Spike Lee considers this documentary on a pivotal moment in Alabama history ‘my best filmmaking ever’

BIRMINGHAM, Ala. (WIAT) — Throughout a conversation spanning over an hour, there was only one question that Spike Lee thanked comedian and podcaster Marc Maron for asking.

While promoting his new film, “Highest 2 Lowest,” the filmmaker spoke with Maron on his “WTF with Marc Maron” podcast, which is set to end this fall after a 16-year run. During the conversation, Lee discussed his films, his hometown of New York City, and the characters that have stuck with him over the years. However, it wasn’t until Maron brought up “4 Little Girls,” Lee’s 1997 documentary on the 16th Street Baptist Church bombing in 1963, that Lee began to give a different side of himself.

“I was hoping you would ask that,” lee said. “‘4 Little Girls’ is, I think, my best filmmaking ever.”

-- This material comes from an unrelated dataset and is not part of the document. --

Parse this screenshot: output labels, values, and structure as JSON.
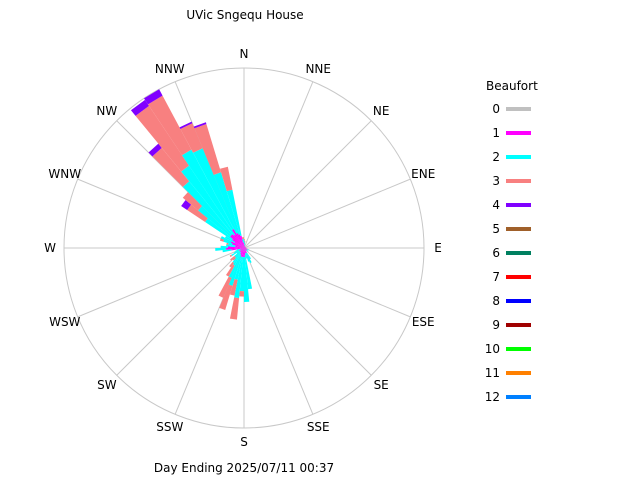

The documentary covers the bombing, where members of the Ku Klux Klan bombed the Birmingham church, killing Cynthia Wesley, Addie Mae Collins, Carole Robertson and Carol Denise McNair, all of whom were 14 years old when they were killed. In ‘4 Little Girls,” Lee spoke with the victims’ families, as well as an ailing Gov. George Wallace just before he died in 1998.

In fact, Lee himself said his documentary was one part of the FBI reopening the case to arrest additional people over 30 years after the bombing. By that point, only one man, Robert “Dynamite Bob” Chambliss, had been arrested and tried for the bombing.

“So let me tell you this story: we wanted to be nominated for Best Feature Documentary (Oscar). In order to do that, you have to have a one-week of theatrical run. In New York, there’s the Film Forum. We began that one-week run and I get a call from the FBI. They want to see a print of the film,” Lee said.

By July 1997, the FBI reopened the case, leading to the arrest and eventual convictions of of Thomas Blanton and Bobby Frank Cherry.

“I send them a print and a couple of days later they open up the case and indicted two of the other murderers who were still running around,” Lee said.

However, Lee said he believed that people like FBI Director J. Edgar Hoover had known who had bombed the church, but did nothing.

“(He) knew who those guys were,” he said. “They knew within the week the week who it was. The guy’s nickname was ‘Dynamite Bob.'”

Nonetheless, Lee considered “4 Little Girls” his “proudest moment” and was nominated for an Academy Award. In fact, the story touched him so much that he named Denzel Washington’s character in “He Got Game” after Alabama civil rights activist Fred Shuttlesworth.

Lee also has a connection through his father, bassist Bill Lee, who was born and grew up in Snow Hill, Alabama before making his way to New York.

“Highest 2 Lowest” in now streaming on Apple TV+ and in select theaters.